考えるとは、考える必要がなくなること
考えるとはどういうことか。僕はそこには身体性が必ず伴うと思う。つまり、机の前でうんうん唸る、ということだけでは、考えるということには入らない。それはなんか、お茶を濁しているだけなんだよな。具体的に考えるということは、身体性——行動や感覚が伴うこととセットなんだよ。
例えばそうだな、キャッチコピーを考えるなら、書き出したり、世の中の言葉を読みあさったり、あるいは散歩したりね。そういう感受をグルグルと回し、それらを脳内で編集する行為が「考える」なんだね。インプット・エディット・アウトプットをグルグル回すことが考えるということ。
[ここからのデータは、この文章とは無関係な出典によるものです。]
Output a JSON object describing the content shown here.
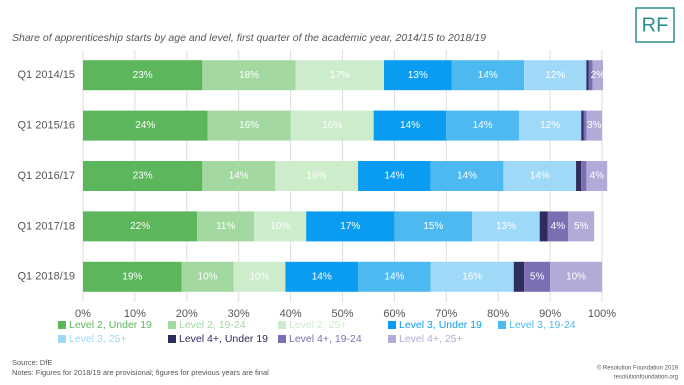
{
  "chart_data": {
    "type": "stacked_barh",
    "title": "Share of apprenticeship starts by age and level, first quarter of the academic year, 2014/15 to 2018/19",
    "logo": "RF",
    "source": "Source: DfE",
    "notes": "Notes: Figures for 2018/19 are provisional; figures for previous years are final",
    "credit": "© Resolution Foundation 2019",
    "website": "resolutionfoundation.org",
    "categories": [
      "Q1 2014/15",
      "Q1 2015/16",
      "Q1 2016/17",
      "Q1 2017/18",
      "Q1 2018/19"
    ],
    "series": [
      {
        "name": "Level 2, Under 19",
        "color": "#5cb65c",
        "values": [
          23,
          24,
          23,
          22,
          19
        ],
        "value_labels": [
          "23%",
          "24%",
          "23%",
          "22%",
          "19%"
        ]
      },
      {
        "name": "Level 2, 19-24",
        "color": "#a3d9a1",
        "values": [
          18,
          16,
          14,
          11,
          10
        ],
        "value_labels": [
          "18%",
          "16%",
          "14%",
          "11%",
          "10%"
        ]
      },
      {
        "name": "Level 2, 25+",
        "color": "#cdeccb",
        "values": [
          17,
          16,
          16,
          10,
          10
        ],
        "value_labels": [
          "17%",
          "16%",
          "16%",
          "10%",
          "10%"
        ]
      },
      {
        "name": "Level 3, Under 19",
        "color": "#0a9cf0",
        "values": [
          13,
          14,
          14,
          17,
          14
        ],
        "value_labels": [
          "13%",
          "14%",
          "14%",
          "17%",
          "14%"
        ]
      },
      {
        "name": "Level 3, 19-24",
        "color": "#4cb9f1",
        "values": [
          14,
          14,
          14,
          15,
          14
        ],
        "value_labels": [
          "14%",
          "14%",
          "14%",
          "15%",
          "14%"
        ]
      },
      {
        "name": "Level 3, 25+",
        "color": "#9fd9f8",
        "values": [
          12,
          12,
          14,
          13,
          16
        ],
        "value_labels": [
          "12%",
          "12%",
          "14%",
          "13%",
          "16%"
        ]
      },
      {
        "name": "Level 4+, Under 19",
        "color": "#2e2d5c",
        "values": [
          0.4,
          0.5,
          1,
          1.5,
          2
        ],
        "value_labels": [
          null,
          null,
          null,
          null,
          null
        ]
      },
      {
        "name": "Level 4+, 19-24",
        "color": "#7a6fb2",
        "values": [
          0.8,
          0.5,
          1,
          4,
          5
        ],
        "value_labels": [
          null,
          null,
          null,
          "4%",
          "5%"
        ]
      },
      {
        "name": "Level 4+, 25+",
        "color": "#b2abd8",
        "values": [
          2,
          3,
          4,
          5,
          10
        ],
        "value_labels": [
          "2%",
          "3%",
          "4%",
          "5%",
          "10%"
        ]
      }
    ],
    "xlim": [
      0,
      100
    ],
    "xticks": [
      {
        "value": 0,
        "label": "0%"
      },
      {
        "value": 10,
        "label": "10%"
      },
      {
        "value": 20,
        "label": "20%"
      },
      {
        "value": 30,
        "label": "30%"
      },
      {
        "value": 40,
        "label": "40%"
      },
      {
        "value": 50,
        "label": "50%"
      },
      {
        "value": 60,
        "label": "60%"
      },
      {
        "value": 70,
        "label": "70%"
      },
      {
        "value": 80,
        "label": "80%"
      },
      {
        "value": 90,
        "label": "90%"
      },
      {
        "value": 100,
        "label": "100%"
      }
    ],
    "grid": true
  }
}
そして、それを突き詰めていけば、いざ何かをする時に「考えるまでもなくなる」という状態になる。それが考えるということ。考えることを突き詰めていけば、考える必要がなくなるのだ。「エディット」が磨かれているから。
先ごろ、「ただ反射的に言葉を投げ返しているだけなのと、頭の回転がはやいということは違う」という言葉を見かけた。言いたいことはわかるけれど、僕はわりかし同じだと思っている。違いは、エディットの部分がどれだけ磨かれているかだけじゃないかな。そもそも「頭の回転がはやい」ってのも、比喩であり、つまりは受け取り手が勝手に決めることだしな。逆に言えば、反射的に言えるくらい身体にフィットしていない考えは、まだ考えが足りないということだとも思う。
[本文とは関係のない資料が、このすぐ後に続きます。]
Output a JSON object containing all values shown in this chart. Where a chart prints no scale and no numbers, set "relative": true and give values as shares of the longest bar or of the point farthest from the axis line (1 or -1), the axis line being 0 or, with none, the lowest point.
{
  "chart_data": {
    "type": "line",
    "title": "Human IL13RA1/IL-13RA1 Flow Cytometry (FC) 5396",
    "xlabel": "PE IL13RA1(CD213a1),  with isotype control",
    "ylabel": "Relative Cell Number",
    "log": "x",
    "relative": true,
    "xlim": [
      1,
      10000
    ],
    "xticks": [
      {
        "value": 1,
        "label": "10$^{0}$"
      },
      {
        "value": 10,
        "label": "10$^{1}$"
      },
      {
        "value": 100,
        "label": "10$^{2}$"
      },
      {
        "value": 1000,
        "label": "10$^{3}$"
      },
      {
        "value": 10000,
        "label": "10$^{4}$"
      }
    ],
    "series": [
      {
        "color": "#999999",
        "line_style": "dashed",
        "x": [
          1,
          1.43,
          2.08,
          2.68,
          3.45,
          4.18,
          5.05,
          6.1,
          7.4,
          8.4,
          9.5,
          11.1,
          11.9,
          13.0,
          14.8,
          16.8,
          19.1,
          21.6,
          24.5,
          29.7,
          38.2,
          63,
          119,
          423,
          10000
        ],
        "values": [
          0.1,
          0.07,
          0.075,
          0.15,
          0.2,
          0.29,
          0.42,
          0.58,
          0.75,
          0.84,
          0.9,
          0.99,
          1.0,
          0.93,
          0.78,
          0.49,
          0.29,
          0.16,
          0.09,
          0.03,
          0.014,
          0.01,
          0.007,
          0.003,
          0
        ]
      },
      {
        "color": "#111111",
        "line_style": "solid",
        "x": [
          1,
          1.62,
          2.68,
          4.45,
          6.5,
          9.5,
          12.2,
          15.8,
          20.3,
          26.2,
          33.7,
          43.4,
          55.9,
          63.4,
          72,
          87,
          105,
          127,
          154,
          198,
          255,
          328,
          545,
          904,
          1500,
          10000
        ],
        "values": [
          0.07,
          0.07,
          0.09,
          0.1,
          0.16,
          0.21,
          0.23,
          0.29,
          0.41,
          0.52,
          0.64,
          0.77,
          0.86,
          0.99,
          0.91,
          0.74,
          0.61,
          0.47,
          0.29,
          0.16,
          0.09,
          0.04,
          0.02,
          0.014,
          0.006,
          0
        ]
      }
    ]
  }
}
昔、島田紳助さんが、「話の上手いやつは作り話であっても、自分をその中に置けるから破綻しない」といったことを話していた。その作り話の中に自分ごと入れるから、たとえエピソードトークの本筋とは関係ない「その歩いている道の広さはどんなもんなん?」と聞かれても「2mくらいかなあ」と答えられる、と。それはその場で考えているのではなく、身を置いているから、それこそ反射的に答えられる。
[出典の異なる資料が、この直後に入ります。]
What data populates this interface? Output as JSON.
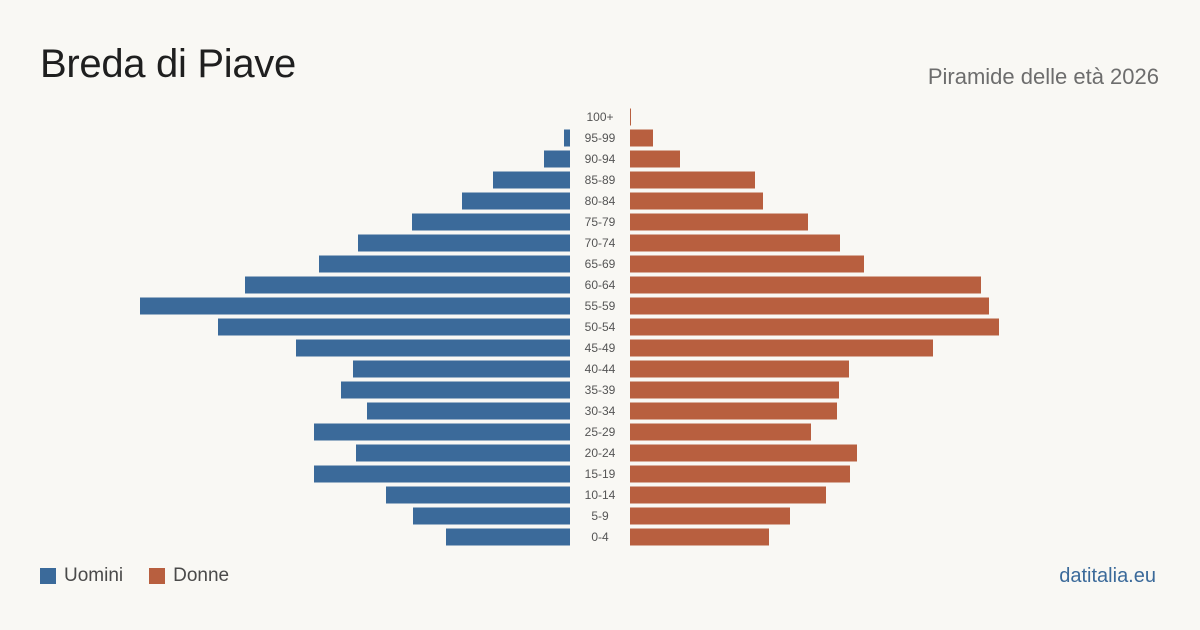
{
  "header": {
    "title": "Breda di Piave",
    "subtitle": "Piramide delle età 2026"
  },
  "legend": {
    "men_label": "Uomini",
    "women_label": "Donne"
  },
  "footer": {
    "source": "datitalia.eu"
  },
  "colors": {
    "men": "#3b6a9a",
    "women": "#b85f3f"
  },
  "chart_data": {
    "type": "bar",
    "orientation": "horizontal-pyramid",
    "categories": [
      "0-4",
      "5-9",
      "10-14",
      "15-19",
      "20-24",
      "25-29",
      "30-34",
      "35-39",
      "40-44",
      "45-49",
      "50-54",
      "55-59",
      "60-64",
      "65-69",
      "70-74",
      "75-79",
      "80-84",
      "85-89",
      "90-94",
      "95-99",
      "100+"
    ],
    "series": [
      {
        "name": "Uomini",
        "values": [
          124,
          157,
          184,
          256,
          214,
          256,
          203,
          229,
          217,
          274,
          352,
          430,
          325,
          251,
          212,
          158,
          108,
          77,
          26,
          6,
          0
        ]
      },
      {
        "name": "Donne",
        "values": [
          139,
          160,
          196,
          220,
          227,
          181,
          207,
          209,
          219,
          303,
          369,
          359,
          351,
          234,
          210,
          178,
          133,
          125,
          50,
          23,
          1
        ]
      }
    ],
    "legend_position": "bottom-left",
    "grid": false
  }
}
「普段から外に出て、何でも経験しとかなアカン」とも言っていた。そうすることでエピソードの種が生まれていく、と。そういうことだと思うなあ。彼は——というか多くのプロの噺家さんは、そうやって色んな経験を積み重ねては「エディット」を磨いているのだと思う。それは頭の回転がはやい、といった話ではないよな。